The structure is closer to a partnership than a licensing handoff. In the United States, the two firms will share development costs 40/60 — Nurix 40%, Roche 60% — and split US profits and losses equally across all indications. Outside the US, Roche takes commercialization, paying Nurix royalties the companies describe only as “ranging from the low- to high-teens.” Both figures come from Nurix’s own announcement and are corroborated by Roche’s release; The Vital Record could not independently access Nurix’s Form 8-K to confirm the milestone breakdown.
A degrader, not a blocker
Bexobrutideg is an oral, brain-penetrant small molecule that the companies say eliminates the BTK protein from cells rather than merely blocking its kinase activity — the mechanism that distinguishes degraders from established BTK inhibitors. That premise is now being tested where it matters most: directly against a marketed competitor.
ClinicalTrials.gov lists a Phase 3 trial (NCT07516093) of bexobrutideg versus pirtobrutinib in relapsed or refractory chronic lymphocytic leukemia and small lymphocytic lymphoma, with planned enrollment of 620 patients. It is marked not yet recruiting, with a June 2026 start.
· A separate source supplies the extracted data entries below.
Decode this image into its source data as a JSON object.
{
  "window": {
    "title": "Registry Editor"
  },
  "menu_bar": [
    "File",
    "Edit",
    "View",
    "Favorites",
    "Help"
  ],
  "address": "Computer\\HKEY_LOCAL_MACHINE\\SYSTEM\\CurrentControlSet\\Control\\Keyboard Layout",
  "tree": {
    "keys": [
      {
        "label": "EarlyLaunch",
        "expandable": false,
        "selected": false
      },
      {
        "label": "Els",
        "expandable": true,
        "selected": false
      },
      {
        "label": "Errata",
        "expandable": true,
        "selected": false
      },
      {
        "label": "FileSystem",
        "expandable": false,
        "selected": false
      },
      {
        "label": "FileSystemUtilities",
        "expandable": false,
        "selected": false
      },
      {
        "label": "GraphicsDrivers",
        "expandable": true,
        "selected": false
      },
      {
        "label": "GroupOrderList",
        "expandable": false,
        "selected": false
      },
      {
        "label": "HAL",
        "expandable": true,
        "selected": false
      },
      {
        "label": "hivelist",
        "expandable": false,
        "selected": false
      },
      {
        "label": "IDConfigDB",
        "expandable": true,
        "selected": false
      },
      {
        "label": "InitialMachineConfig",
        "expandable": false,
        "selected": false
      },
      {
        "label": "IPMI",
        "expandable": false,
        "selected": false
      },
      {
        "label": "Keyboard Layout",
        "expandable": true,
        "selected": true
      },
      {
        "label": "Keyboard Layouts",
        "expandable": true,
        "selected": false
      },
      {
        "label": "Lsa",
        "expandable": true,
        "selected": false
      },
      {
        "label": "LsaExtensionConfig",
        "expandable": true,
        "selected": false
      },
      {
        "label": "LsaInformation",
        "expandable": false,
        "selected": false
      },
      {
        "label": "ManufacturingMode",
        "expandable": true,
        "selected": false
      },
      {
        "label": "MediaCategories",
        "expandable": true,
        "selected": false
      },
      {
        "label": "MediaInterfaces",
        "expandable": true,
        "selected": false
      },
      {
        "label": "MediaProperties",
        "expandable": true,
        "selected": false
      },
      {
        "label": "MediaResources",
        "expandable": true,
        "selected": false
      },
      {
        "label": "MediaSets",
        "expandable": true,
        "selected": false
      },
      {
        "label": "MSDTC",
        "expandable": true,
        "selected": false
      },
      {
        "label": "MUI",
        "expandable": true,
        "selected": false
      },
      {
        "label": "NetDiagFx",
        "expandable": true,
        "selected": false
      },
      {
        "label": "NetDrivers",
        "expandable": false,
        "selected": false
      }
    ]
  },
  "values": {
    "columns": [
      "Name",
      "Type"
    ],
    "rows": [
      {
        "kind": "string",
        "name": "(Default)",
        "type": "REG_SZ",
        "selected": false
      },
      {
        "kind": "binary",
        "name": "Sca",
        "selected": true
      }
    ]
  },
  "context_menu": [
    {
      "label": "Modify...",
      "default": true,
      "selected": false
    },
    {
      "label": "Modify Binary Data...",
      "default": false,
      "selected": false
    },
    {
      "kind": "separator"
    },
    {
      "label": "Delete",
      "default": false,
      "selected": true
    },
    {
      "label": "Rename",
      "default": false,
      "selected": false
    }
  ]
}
A single-arm Phase 2 (NCT07221500, 100 patients) in CLL/SLL previously treated with both a BTK inhibitor and a BCL-2 inhibitor is recruiting, and the foundational Phase 1 dose-escalation study (NCT05131022) lists 572 participants.
The companies frame ambitions beyond oncology — chronic spontaneous urticaria and multiple sclerosis — but the registry’s pivotal program is, for now, the CLL head-to-head.
For Roche, the deal extends a deliberate push into targeted protein degradation. For Nurix, the $700 million is by far its largest single payment to date and, per chief executive Arthur Sands, “a major step” toward becoming a fully integrated company. No efficacy or safety figures are reported here: bexobrutideg remains investigational, and no readouts from the pivotal trials have been published. This is not investment advice.